More homeowners are choosing to refinance rather than move as rising costs and stretched affordability reshape the housing market, latest data from mortgage technology firm Twenty7tec suggests.
In July mortgage advisers carried out 885,774 remortgage searches compared with 938,060 purchase searches , meaning remortgage activity reached 94% of purchase volumes, up from 75.4% in the same month last year.
The gap between the two was the narrowest on record at just 52,000 cases.
The trend marks a sharp shift from 2021, when remortgaging accounted for only 56% of purchase volumes.
BUSY REMO MARKET
By mid-2025, remortgage cases had already hit 5.96 million, putting advisers on track for one of the busiest years for refinancing in recent history.

Nathan Reilly, director at Twenty7tec, says: “Rising costs, rate uncertainty and stretched affordability are all reshaping homeowner behaviour – and the data shows it.
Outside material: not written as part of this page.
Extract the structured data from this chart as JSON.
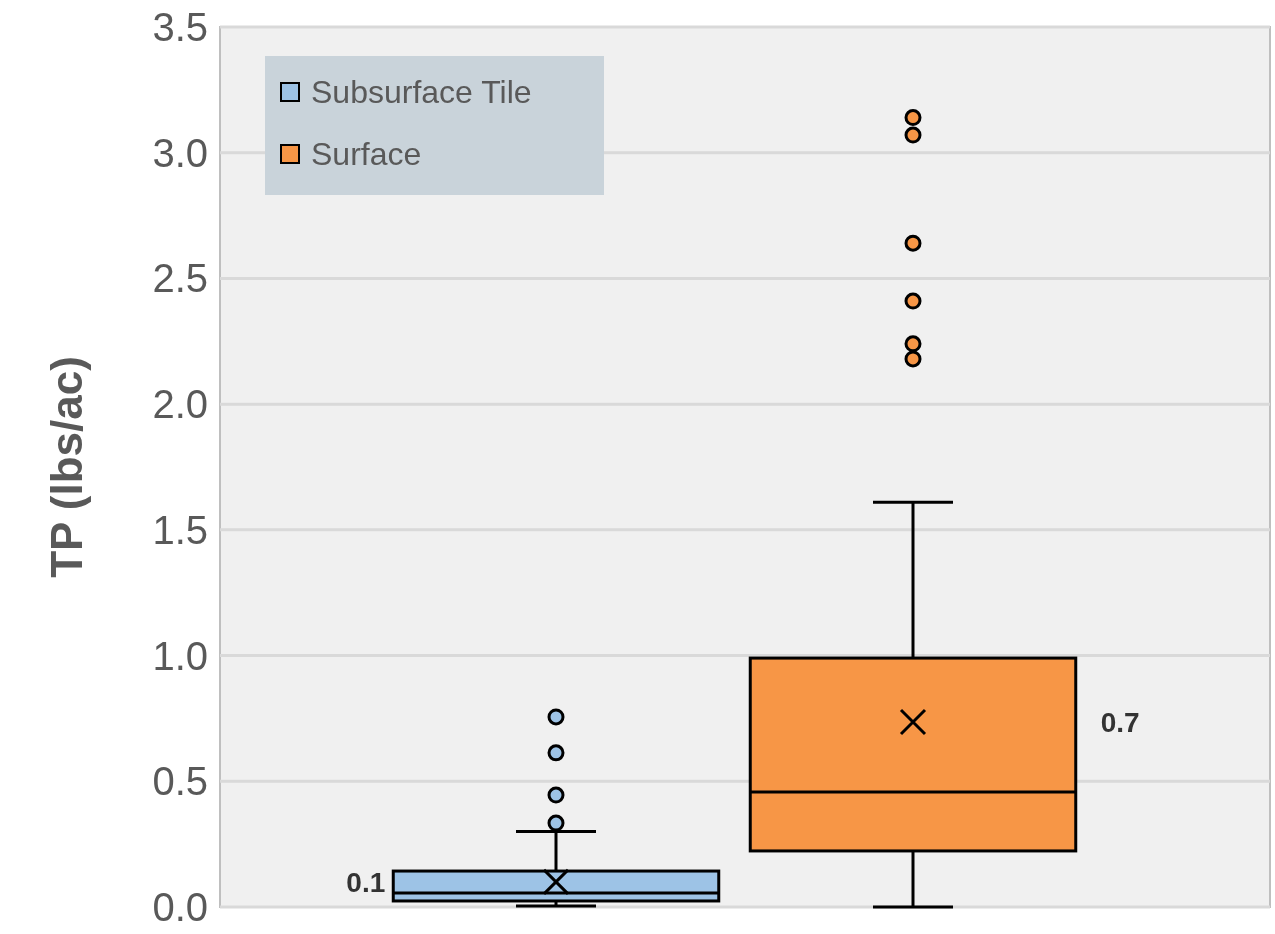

“Homeowners are increasingly choosing to stay put and refinance rather than take on the financial and logistical challenges of moving.”
HARDER TO UPSIZE
Higher mortgage rates have made upsizing harder, particularly for those who locked in ultra-low deals in recent years.
Many owners are choosing instead to reinvest in their current properties or focus on securing rate certainty, reducing monthly payments or releasing equity.
Remortgage activity has risen for three consecutive years and is now 290,000 searches higher than in 2021, with five months of 2025 still to go.
Reilly adds: “The remortgage market is on the up. In a market where more people are staying put, the winners will be those who use data intelligently to keep the customers they have already won.”